Briercliffe left the D'Oyly Carte company in January 1918 and appeared in London in the musical comedy Pamela, at the Palace Theatre with Lily Elsie and Owen Nares. She then took over the role of Joy Chatterton in the long-running musical The Boy at the Adelphi Theatre. She rejoined D'Oyly Carte for the 1919-20 London season, when the company returned to London for the first time in a decade, at the Prince's Theatre, playing all her former roles. In 1920 she returned to musical comedy in London, appearing with Jack Buchanan in Wild Geese by Ronald Jeans and Charles Cuvillier; as Dulcenea in Oh! Julie, composed by H. Sullivan Brooke and Herman Darewski, at the Shaftesbury Theatre; and as the Shepherdess in the children's play, The Shepherdess Without a Heart at the Garrick Theatre, of which The Times wrote, "Many a young heart must have been lost yesterday afternoon to Miss Nellie Briercliffe. … She looked delightful, she sang sweetly, and she acted so prettily that there was a general sigh of regret when she became a china figure once again."

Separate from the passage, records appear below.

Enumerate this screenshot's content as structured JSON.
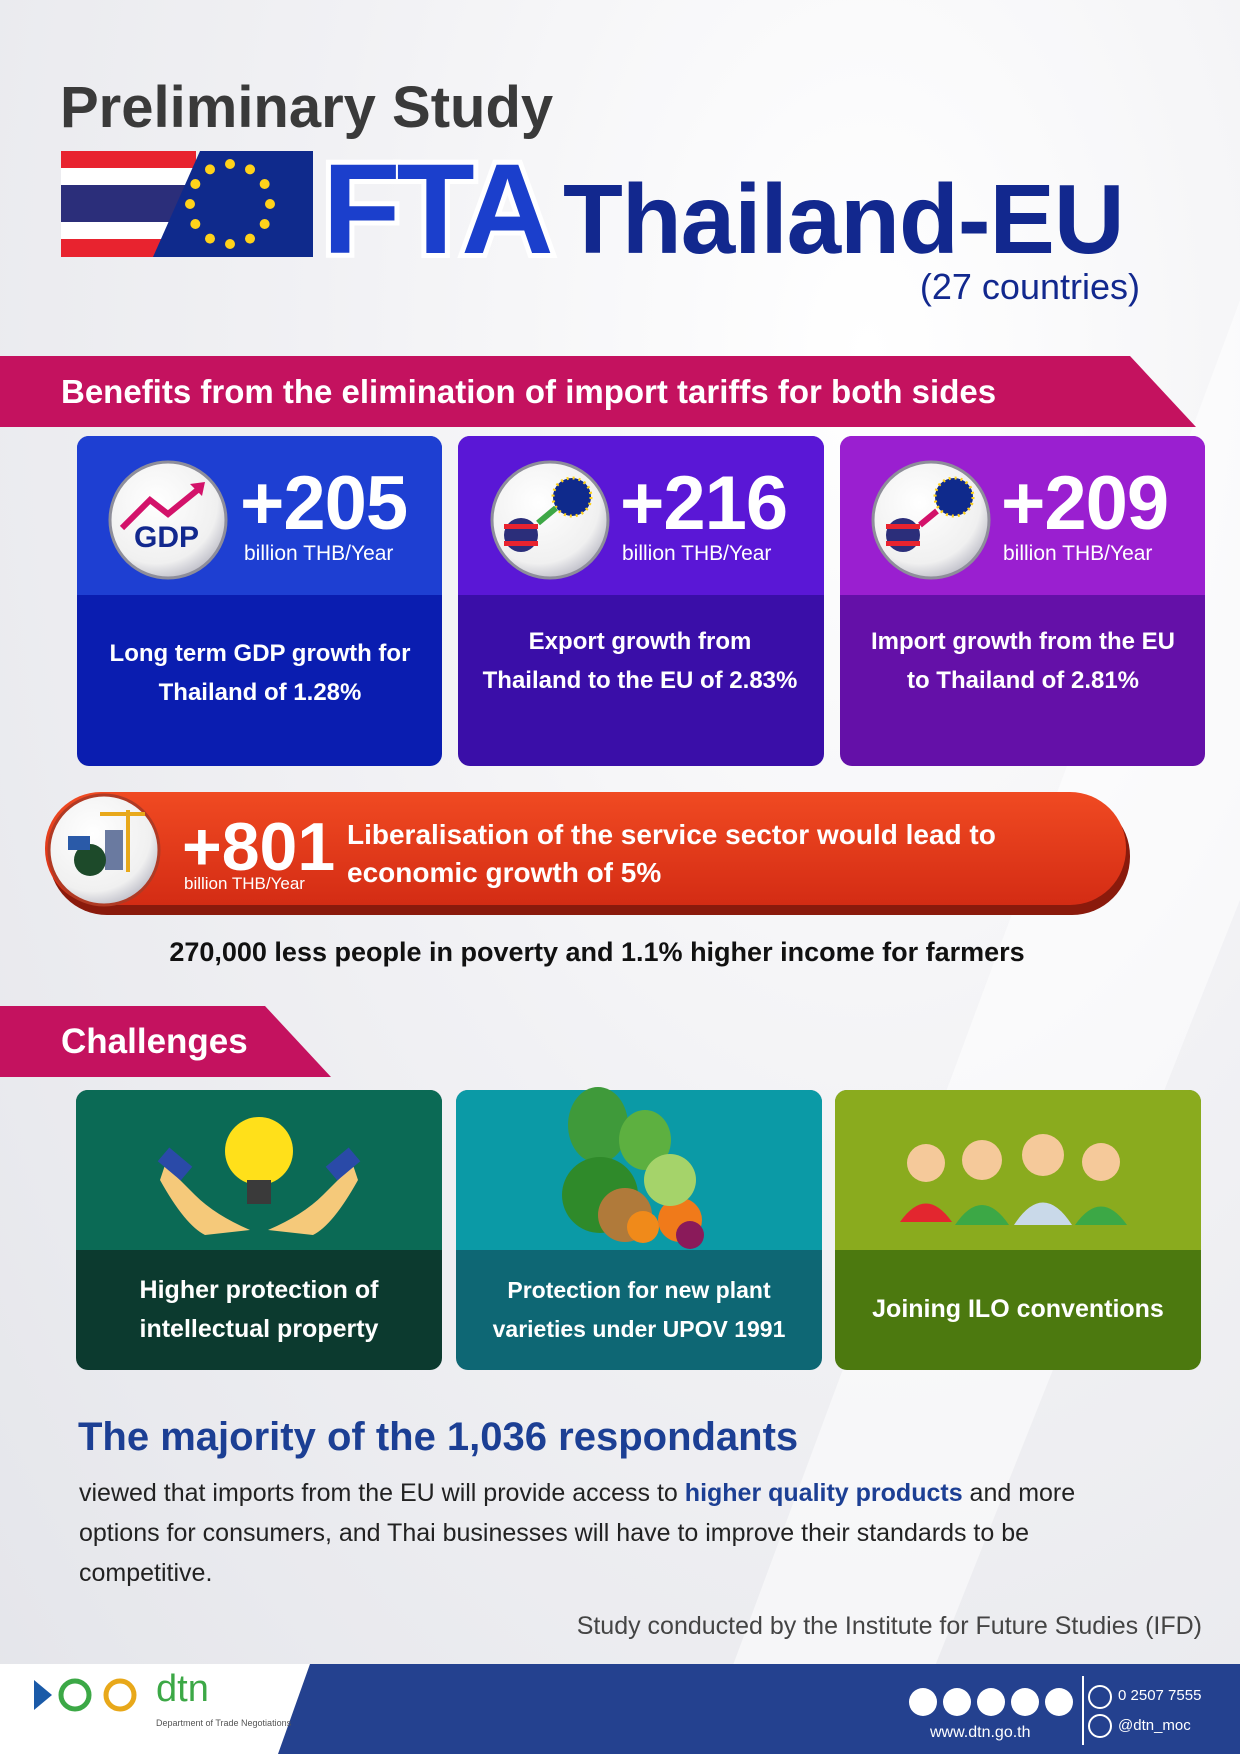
{
  "header": {
    "title": "Preliminary Study",
    "fta": "FTA",
    "region": "Thailand-EU",
    "countries": "(27 countries)"
  },
  "benefits": {
    "heading": "Benefits from the elimination of import tariffs for both sides",
    "cards": [
      {
        "icon_label": "GDP",
        "value": "+205",
        "unit": "billion THB/Year",
        "description": "Long term GDP growth for Thailand of 1.28%"
      },
      {
        "value": "+216",
        "unit": "billion THB/Year",
        "description": "Export growth from Thailand to the EU of 2.83%"
      },
      {
        "value": "+209",
        "unit": "billion THB/Year",
        "description": "Import growth from the EU to Thailand of 2.81%"
      }
    ],
    "services": {
      "value": "+801",
      "unit": "billion THB/Year",
      "description": "Liberalisation of the service sector would lead to economic growth of 5%"
    },
    "poverty": "270,000 less people in poverty and 1.1% higher income for farmers"
  },
  "challenges": {
    "heading": "Challenges",
    "items": [
      "Higher protection of intellectual property",
      "Protection for new plant varieties under UPOV 1991",
      "Joining ILO conventions"
    ]
  },
  "survey": {
    "heading": "The majority of the 1,036 respondants",
    "text": [
      "viewed that imports from the EU will provide access to ",
      "higher quality products",
      " and more options for consumers, and Thai businesses will have to improve their standards to be competitive."
    ],
    "credit": "Study conducted by the Institute for Future Studies (IFD)"
  },
  "footer": {
    "logo": "dtn",
    "department": "Department of Trade Negotiations",
    "phone": "0 2507 7555",
    "line": "@dtn_moc",
    "website": "www.dtn.go.th"
  }
}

In September 1921, she married Major Thirlwall George Philipson (1897–1952). They had one son, John Thirlwall Philipson (1922–1965). In 1924 she starred in a "fantastic ballad opera", Kate; or, Love Will Find Out the Way, after which she took a three-year break from the stage. She filed for divorce from her husband in 1926 and returned to the West End in January 1927 in John Galsworthy's drama, Escape, and in the same year succeeded her sister-in-law, Mabel Russell Philipson, as Blanquette in The Beloved Vagabond, at the New Theatre. In 1928 she appeared in Christabel Marillier's musical version of The Rose and the Ring, conducted by Malcolm Sargent.

Helen Gilliland (Phyllis), Briercliffe (Iolanthe) and Sydney Granville (Strephon), 1919

Briercliffe joined D'Oyly Carte a third and last time for the 22-week 1929-30 season at the newly rebuilt Savoy Theatre. Of her previous roles, she reprised Angela, Iolanthe, Melissa, Pitti-Sing, Phoebe and Tessa, and added a new role, Mad Margaret in Ruddigore. After the season ended, she appeared in Fountain of Youth, "an amusing comic opera of country life," by W. Graham Robertson with music by Alfred Reynolds at the Lyric Theatre, Hammersmith, and finally in a non-musical costume drama, The Immortal Lady by Clifford Bax in 1931.

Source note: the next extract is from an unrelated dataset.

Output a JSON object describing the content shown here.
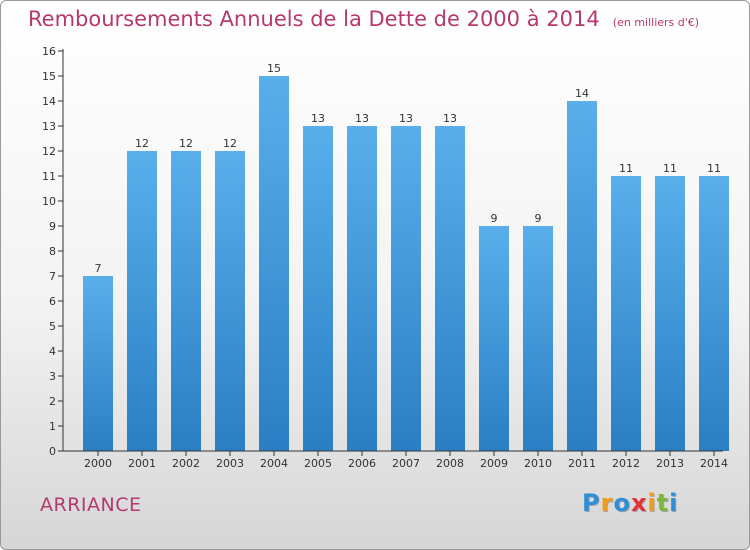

Briercliffe, known in the D'Oyly Carte company as "Budgie", was popular with audiences for her vivacious stage presence. One writer noted:
[F]or the older members like myself who saw them all in person there was nobody to come up to Nellie Briercliffe. In my opinion she had everything. Her stage presence was superb: dainty, petite and with a kind of fairy grace which you could never forget. Certainly there never has or will be another Iolanthe like her. ... I can still see her in the supplication song, standing in the dim light and that glorious voice full of the pathos which tended to bring tears to your eyes. It was indeed a splendid voice, lovely and mellow and you sometimes wondered where all the power came from her slight frame. And yet she also had an impish sense of humour ... as Tessa, as Melissa in Ida (the best I have ever seen). What humour she extracted from this part and also from Phoebe ... this sense of humour was something which to me made her stand out above the others.

Briercliffe died in Portsmouth in 1966, aged 77.

==Recordings==
Briercliffe participated in all seven D'Oyly Carte recordings made for His Master's Voice between 1929 and 1932, as Phoebe, Edith, Iolanthe, Hebe, Angela, Margaret and Melissa.